Лица во тьме. Очертя сердце. Недоразумение | страница 62
Он отыскал на столе бутылку и отпил глоток прямо из горлышка, потому что боялся пролить коньяк мимо рюмки. И в тот момент, когда ставил бутылку на место, услыхал колокольный звон.
Звон был тихий и монотонный. Похоронный. Он снова взял бутылку и залпом выпил полрюмки, чтобы избавиться от этого назойливого гудения. Потому что никакого звона, разумеется, нет. Сейчас полдесятого, а может, и того меньше. А по будням в половине десятого никакой службы не бывает. Стало быть…
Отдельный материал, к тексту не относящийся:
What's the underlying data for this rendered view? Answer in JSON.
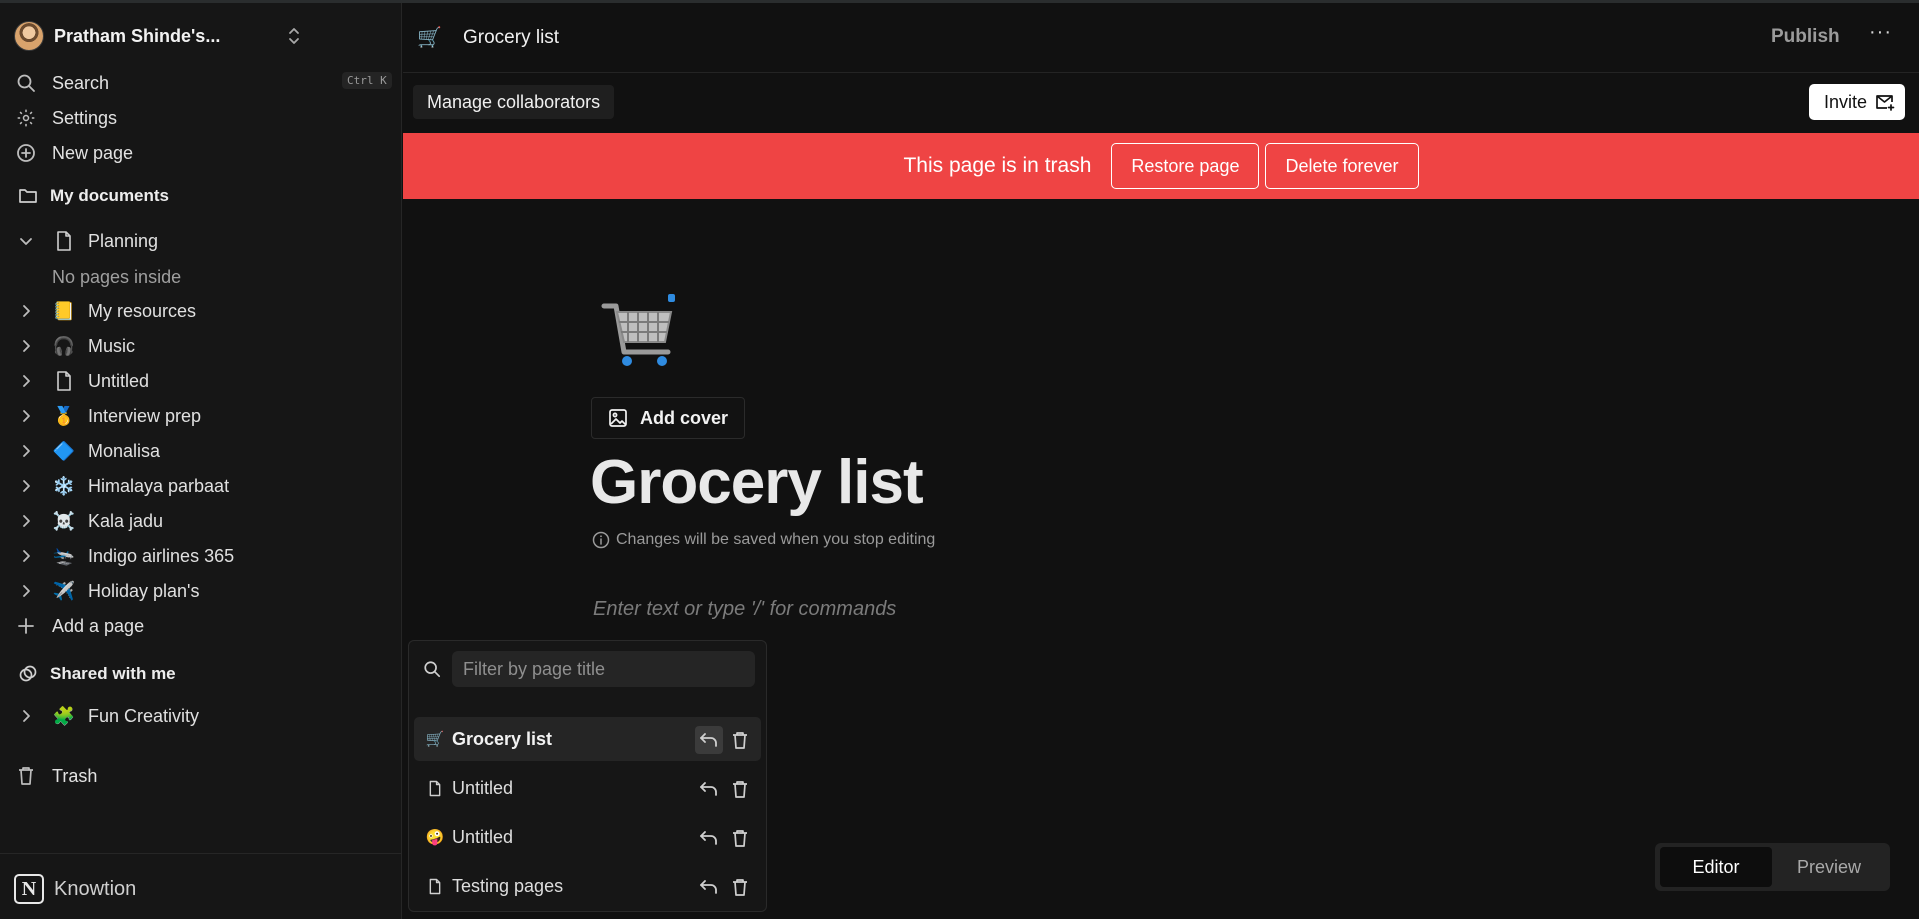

Однако он невольно прислушивался, и до его слуха по-прежнему доносились далекие, приглушенные удары колокола, то более редкие и едва уловимые, когда ветер усиливался и с воем носился по саду, а то каким-то чудом приближавшиеся и звучавшие с поразительной четкостью: улучив момент затишья, они, казалось, беспрепятственно преодолевали воздушные ямы. Впечатление было фантастическое. Но бывали минуты, когда он ничего не слышал и все-таки продолжал отсчитывать удары колокола, вторя про себя их ритму, и внезапно колокол снова находил к нему дорогу, стараясь попасть в такт, вроде музыкального инструмента, который, повинуясь указаниям дирижерской палочки, с безупречной точностью подает в нужный момент свой голос. И тогда у него возникало ощущение, будто его голос сливается с неким погребальным песнопением во славу торжественного и таинственного обряда. Никогда еще не доводилось ему с такой силой испытывать на себе колдовские чары призрачного миража. Поставив бутылку рядом с собой на пол, он молча встал, словно малейшее неосторожное движение могло прервать или заставить совсем умолкнуть печальный звон колокола. На цыпочках он приблизился к двери веранды. Южный ветер, становившийся все более горячим, не давал передышки, налетая порывами откуда-то из-за горизонта, затянутого, видимо, грозовыми тучами. Он раскачивал ветки, свистел за углом веранды, но не в силах был заставить умолкнуть упрямый колокол, тот самый колокол, которого в действительности не могло быть, ибо, если предположить, что он и вправду звонил, невольно напрашивался вывод…
Повернувшись, Эрмантье позвал изменившимся голосом: — Марселина!
Он вздрогнул, услыхав ее совсем рядом:
— Да, месье. Я здесь.
— Марселина, который час?
— Без десяти десять.
— Что же в таком случае означает этот колокольный звон?
— Какой звон?
— Подойдите сюда… Вот, послушайте!
Он различал колокольный звон с поразительной ясностью: тихий, немного приглушенный расстоянием и как бы вибрирующий, но такой неоспоримо подлинный, что, будь Эрмантье музыкантом, он смог бы назвать даже ноту, которую колокол настойчиво посылал оттуда, будто некий сигнал.